Russian airlines not hiring foreign pilots

FATA is confident that Russian flight schools satisfy the carriers’ demands for qualified workforce FATA is confident that Russian flight schools satisfy the carriers’ demands for qualified workforce (Photo by St. Petersburg State Civil Aviation University)

Federal Air Transport Agency has not received requests for approval of additional employment of foreign pilots from Russian airlines this year, the regulator’s head Aleander Neradko said at a session of the committee. According to him, there are 24 foreign pilots flying for Aeroflot today, all of them citizens of the European Union.

Neradko does not expect that the Russian carriers would have to resort to tapping into international labor-market in the future, since Russian flight schools are “capable of supplying commercial aviation with well-trained specialists.”

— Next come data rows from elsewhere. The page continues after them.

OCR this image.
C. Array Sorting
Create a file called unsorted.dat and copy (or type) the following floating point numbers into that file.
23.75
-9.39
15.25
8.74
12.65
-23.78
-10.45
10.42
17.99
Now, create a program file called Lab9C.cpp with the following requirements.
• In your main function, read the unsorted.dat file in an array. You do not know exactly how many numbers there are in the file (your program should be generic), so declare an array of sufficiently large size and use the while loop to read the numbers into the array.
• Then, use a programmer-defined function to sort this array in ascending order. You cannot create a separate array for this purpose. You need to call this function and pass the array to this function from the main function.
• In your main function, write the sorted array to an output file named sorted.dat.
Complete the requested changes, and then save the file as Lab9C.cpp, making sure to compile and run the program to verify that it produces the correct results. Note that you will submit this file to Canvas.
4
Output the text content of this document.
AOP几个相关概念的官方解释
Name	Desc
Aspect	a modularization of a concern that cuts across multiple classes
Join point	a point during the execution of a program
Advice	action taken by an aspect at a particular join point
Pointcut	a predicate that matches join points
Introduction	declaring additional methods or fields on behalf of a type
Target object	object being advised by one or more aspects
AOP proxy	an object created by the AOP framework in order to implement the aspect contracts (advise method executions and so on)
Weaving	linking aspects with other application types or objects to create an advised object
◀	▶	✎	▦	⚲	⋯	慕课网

“The set number of pilots graduating from Russian educational institutions satisfies the forecast requirement of the airlines,” he emphasized.

In the last several years, the total number of students attending Russian commercial aviation schools has been growing steadily, reaching 25,600 students in 2015. In Russia, commercial pilots are required to graduate from specialized higher education institutions that provide specialized pilot training; as of today there are only such two schools, located in St. Petersburg and Ulyanovsk. In 2018, the Moscow Technical University of Civil Aviation will join the list.

The decree that enabled Russian carriers to hire up to 200 foreign captains annually was signed in August 2014 and is valid for five years. The airlines should submit requests for appropriate permission from FATA for a period of 10 days starting August 16 each year. The measure was introduced as an answer to threatening shortage of captains when airlines increased their fleets of foreign-built aircraft—then airlines’ annual demand for pilots exceeded 1,200 people, whereas by 2017, Russian flight schools could train 1080 new pilots per year (the figure stood at 925 in 2013).

These forecasts and assessments, however, were made before the large-scale economic crisis in Russia, which forced the airlines to cut their capacity and workforce.